Marketing & Biz

How To Reduce Employee Turnover And Improve Poor Performance

By Jennifer Barnes, the CEO of Optima Office, a firm that provides Fractional CFOs, COOs, Controllers and HR professionals for businesses.

Turnover can be detrimental to an organization. I run a fast-paced consulting firm where we provide ongoing part-time and fractional support to businesses of all sizes. When someone leaves, I may need to tell seven different companies that they lost their controller. Those are seven very painful calls to make. Retention in the outsourced accounting and HR world is crucial because people like consistency. Also, HR and accounting roles are important and sometimes take a long learning curve, so we’ve made it a priority to reduce employee turnover.

In order to retain employees, you need to find ways to keep them happy and feeling appreciated and make sure they get the proper feedback they need to learn and grow. Oftentimes, people quit because of their boss. When employees get stressed out, do not feel appreciated, are not listened to, are taken advantage of, are not paid well or the organization simply doesn’t value their team, the company will not be able to keep them!

There are a few ways to calculate employee turnover, but as a general rule, you divide the total number of terminations in a year by your average number of employees in a year and multiply it by 100. To determine the average number of employees in a year, you add the number of employees at the beginning of the year and the number of employees at the end of the year and divide it by 2. Here is an example: You have 60 employees at the beginning of the year, you hire 10 employees and 8 employees quit. You have 62 employees at the end of the year. Turnover rate = 8 (number of terminations) / ((60+62)/2) = 13.11%.

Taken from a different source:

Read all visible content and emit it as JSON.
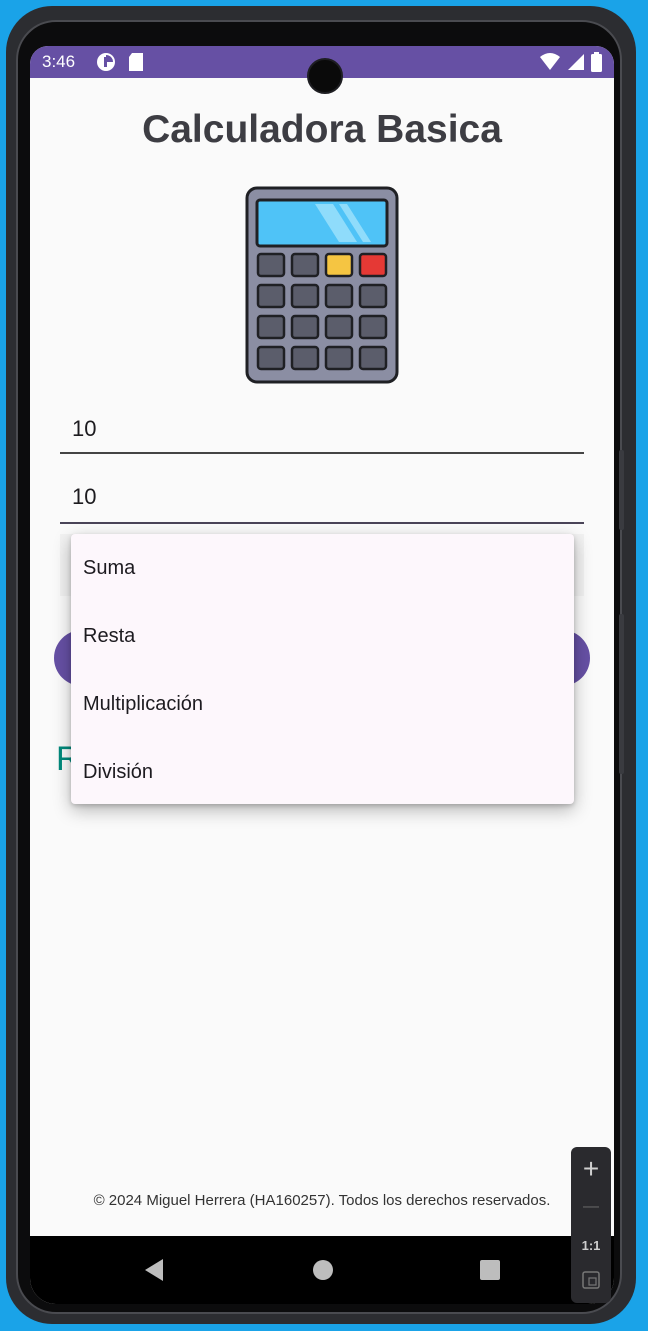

Some companies do this monthly. You can divide the number of people who left your organization each month by the average number of employees at your organization. At my company, our goal is to keep annual retention above 85%.

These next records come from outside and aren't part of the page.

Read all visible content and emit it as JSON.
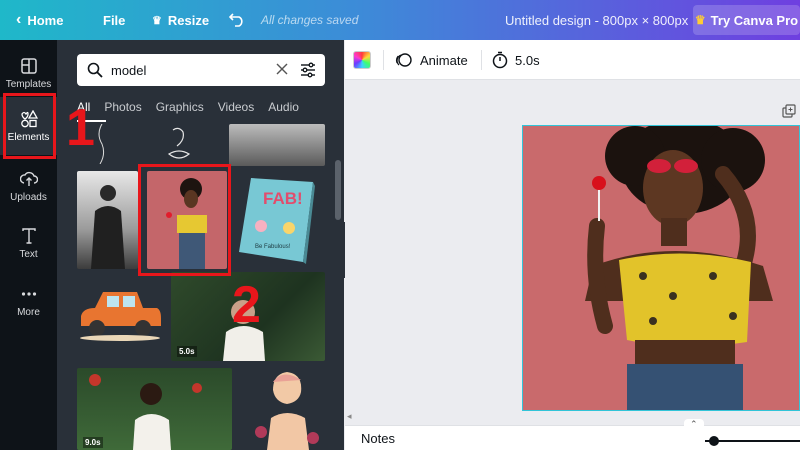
{
  "topbar": {
    "home_label": "Home",
    "file_label": "File",
    "resize_label": "Resize",
    "saved_status": "All changes saved",
    "doc_title": "Untitled design - 800px × 800px",
    "try_pro_label": "Try Canva Pro"
  },
  "rail": {
    "items": [
      {
        "label": "Templates",
        "icon": "templates-icon"
      },
      {
        "label": "Elements",
        "icon": "elements-icon"
      },
      {
        "label": "Uploads",
        "icon": "upload-icon"
      },
      {
        "label": "Text",
        "icon": "text-icon"
      },
      {
        "label": "More",
        "icon": "more-icon"
      }
    ]
  },
  "panel": {
    "search_value": "model",
    "tabs": [
      "All",
      "Photos",
      "Graphics",
      "Videos",
      "Audio"
    ],
    "video_durations": [
      "5.0s",
      "9.0s"
    ],
    "book_cover_text": "FAB!",
    "book_subtitle": "Be Fabulous!"
  },
  "annotations": {
    "step1": "1",
    "step2": "2",
    "highlight_color": "#e8161b"
  },
  "toolbar": {
    "animate_label": "Animate",
    "duration_label": "5.0s"
  },
  "footer": {
    "notes_label": "Notes"
  },
  "colors": {
    "gradient_start": "#1fb8c9",
    "gradient_end": "#6f3fe0",
    "rail_bg": "#0e1318",
    "panel_bg": "#293039",
    "design_bg": "#c96a6c",
    "selection": "#31c4d8"
  }
}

As mentioned, in order to have high retention, you need to keep your team happy. You must listen to them, coach them, give them feedback, make them feel appreciated, pay them competitively and recognize them as often as possible. Find out what is important to your employees and then execute accordingly. Creating and maintaining a culture that is consistent and where relationships are created and fostered is crucial to long-term success. My motto has always been “happy staff equals happy clients,” and I live by that in my everyday management of my team.

Sometimes, however, employee turnover is caused by poor performance that leads to termination. Poor work performance can be anything from issues with attendance to work quality that does not meet your standards. But poor performance can often be improved! Sometimes work performance is due to a lack of training or the tools necessary to properly perform the job. It can also be based on outside influences, such as family issues. I often share with employees that no one is perfect, and there are often times when there will be peaks and valleys in an employee’s overall performance record.

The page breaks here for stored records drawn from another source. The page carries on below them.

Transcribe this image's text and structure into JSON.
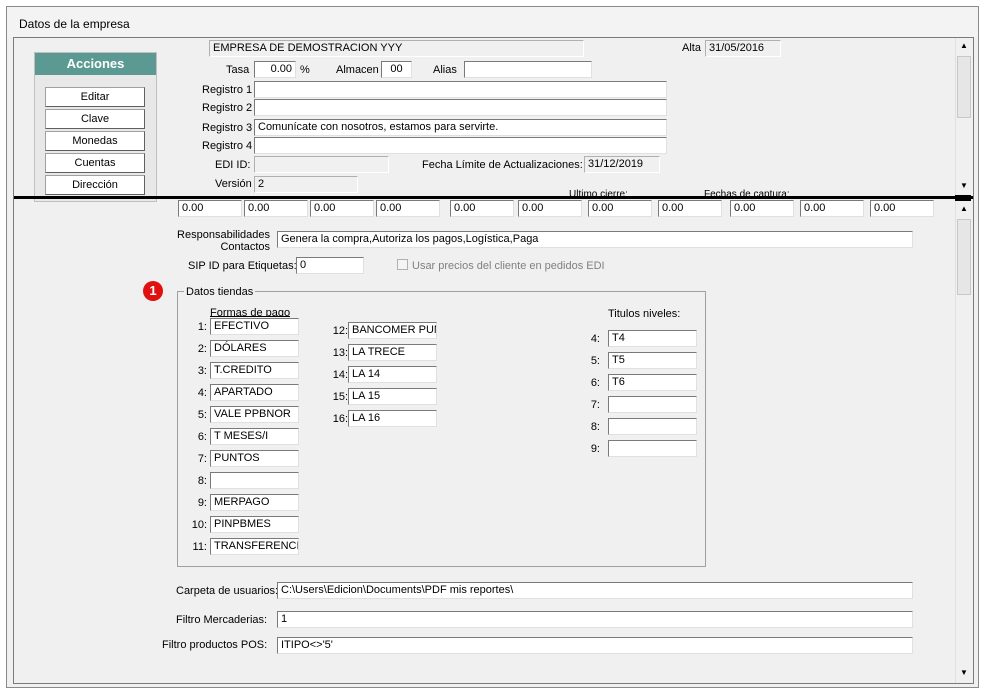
{
  "window": {
    "title": "Datos de la empresa"
  },
  "acciones": {
    "title": "Acciones",
    "buttons": [
      "Editar",
      "Clave",
      "Monedas",
      "Cuentas",
      "Dirección"
    ]
  },
  "top": {
    "company_name": "EMPRESA DE DEMOSTRACION YYY",
    "alta_label": "Alta",
    "alta_value": "31/05/2016",
    "tasa_label": "Tasa",
    "tasa_value": "0.00",
    "percent": "%",
    "almacen_label": "Almacen",
    "almacen_value": "00",
    "alias_label": "Alias",
    "alias_value": "",
    "registro1_label": "Registro 1",
    "registro1_value": "",
    "registro2_label": "Registro 2",
    "registro2_value": "",
    "registro3_label": "Registro 3",
    "registro3_value": "Comunícate con nosotros, estamos para servirte.",
    "registro4_label": "Registro 4",
    "registro4_value": "",
    "edi_label": "EDI ID:",
    "edi_value": "",
    "fecha_limite_label": "Fecha Límite de Actualizaciones:",
    "fecha_limite_value": "31/12/2019",
    "version_label": "Versión",
    "version_value": "2",
    "ultimo_cierre_label": "Ultimo cierre:",
    "fechas_captura_label": "Fechas de captura:"
  },
  "bottom": {
    "amounts": [
      "0.00",
      "0.00",
      "0.00",
      "0.00",
      "0.00",
      "0.00",
      "0.00",
      "0.00",
      "0.00",
      "0.00",
      "0.00"
    ],
    "responsabilidades_label1": "Responsabilidades",
    "responsabilidades_label2": "Contactos",
    "responsabilidades_value": "Genera la compra,Autoriza los pagos,Logística,Paga",
    "sip_label": "SIP ID para Etiquetas:",
    "sip_value": "0",
    "usar_precios_label": "Usar precios del cliente en pedidos EDI",
    "badge": "1",
    "datos_tiendas_title": "Datos tiendas",
    "formas_pago_label": "Formas de pago",
    "formas_pago": [
      {
        "n": "1:",
        "v": "EFECTIVO"
      },
      {
        "n": "2:",
        "v": "DÓLARES"
      },
      {
        "n": "3:",
        "v": "T.CREDITO"
      },
      {
        "n": "4:",
        "v": "APARTADO"
      },
      {
        "n": "5:",
        "v": "VALE PPBNOR"
      },
      {
        "n": "6:",
        "v": "T MESES/I"
      },
      {
        "n": "7:",
        "v": "PUNTOS"
      },
      {
        "n": "8:",
        "v": ""
      },
      {
        "n": "9:",
        "v": "MERPAGO"
      },
      {
        "n": "10:",
        "v": "PINPBMES"
      },
      {
        "n": "11:",
        "v": "TRANSFERENCI"
      }
    ],
    "formas_pago2": [
      {
        "n": "12:",
        "v": "BANCOMER PUN"
      },
      {
        "n": "13:",
        "v": "LA TRECE"
      },
      {
        "n": "14:",
        "v": "LA 14"
      },
      {
        "n": "15:",
        "v": "LA 15"
      },
      {
        "n": "16:",
        "v": "LA 16"
      }
    ],
    "titulos_label": "Titulos niveles:",
    "titulos": [
      {
        "n": "4:",
        "v": "T4"
      },
      {
        "n": "5:",
        "v": "T5"
      },
      {
        "n": "6:",
        "v": "T6"
      },
      {
        "n": "7:",
        "v": ""
      },
      {
        "n": "8:",
        "v": ""
      },
      {
        "n": "9:",
        "v": ""
      }
    ],
    "carpeta_label": "Carpeta de usuarios:",
    "carpeta_value": "C:\\Users\\Edicion\\Documents\\PDF mis reportes\\",
    "filtro_merc_label": "Filtro Mercaderias:",
    "filtro_merc_value": "1",
    "filtro_pos_label": "Filtro productos POS:",
    "filtro_pos_value": "ITIPO<>'5'"
  },
  "colors": {
    "acciones_header": "#5b9a92",
    "badge": "#e01010"
  },
  "icons": [
    "scroll-up-icon",
    "scroll-down-icon",
    "check-icon"
  ]
}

Open lines of communication are important. Some may say to use performance evaluations as a form of communicating poor performance, but I disagree. Employees should be coached as an ongoing management practice. Too many times employees are shocked when they get a bad performance review, having no idea that their performance is not up to their employer’s standards.

Instead, you need to start by making sure that the employee understands the responsibilities of their job. Ideally, all new hires should be given a copy of an accurate job description, which should be the guide that both you and the employee can use to determine how well the employee is performing. As soon as there are problems (missed deadlines, incomplete work, etc.) there should be an informal inquiry as to what the problem was in meeting the deadline, for example. A good way to keep track of these informal discussions would be a spreadsheet or simple notation somewhere indicating where and when the discussion took place and what was discussed.

If performance issues continue, there should be more formal coaching sessions. A good way of memorializing the discussion is by taking notes of what you discussed and any previous informal coaching sessions regarding performance and send an email to the employee summarizing your meeting. After those methods, if the employee ends up not bringing their performance to an acceptable standard, you may need to let them go. However, by looking at poor performance as a solvable issue, you can approach it collaboratively to help improve the situation.

Going above and beyond for your team not only adds to their loyalty, but it adds to their overall well-being and the success of your company.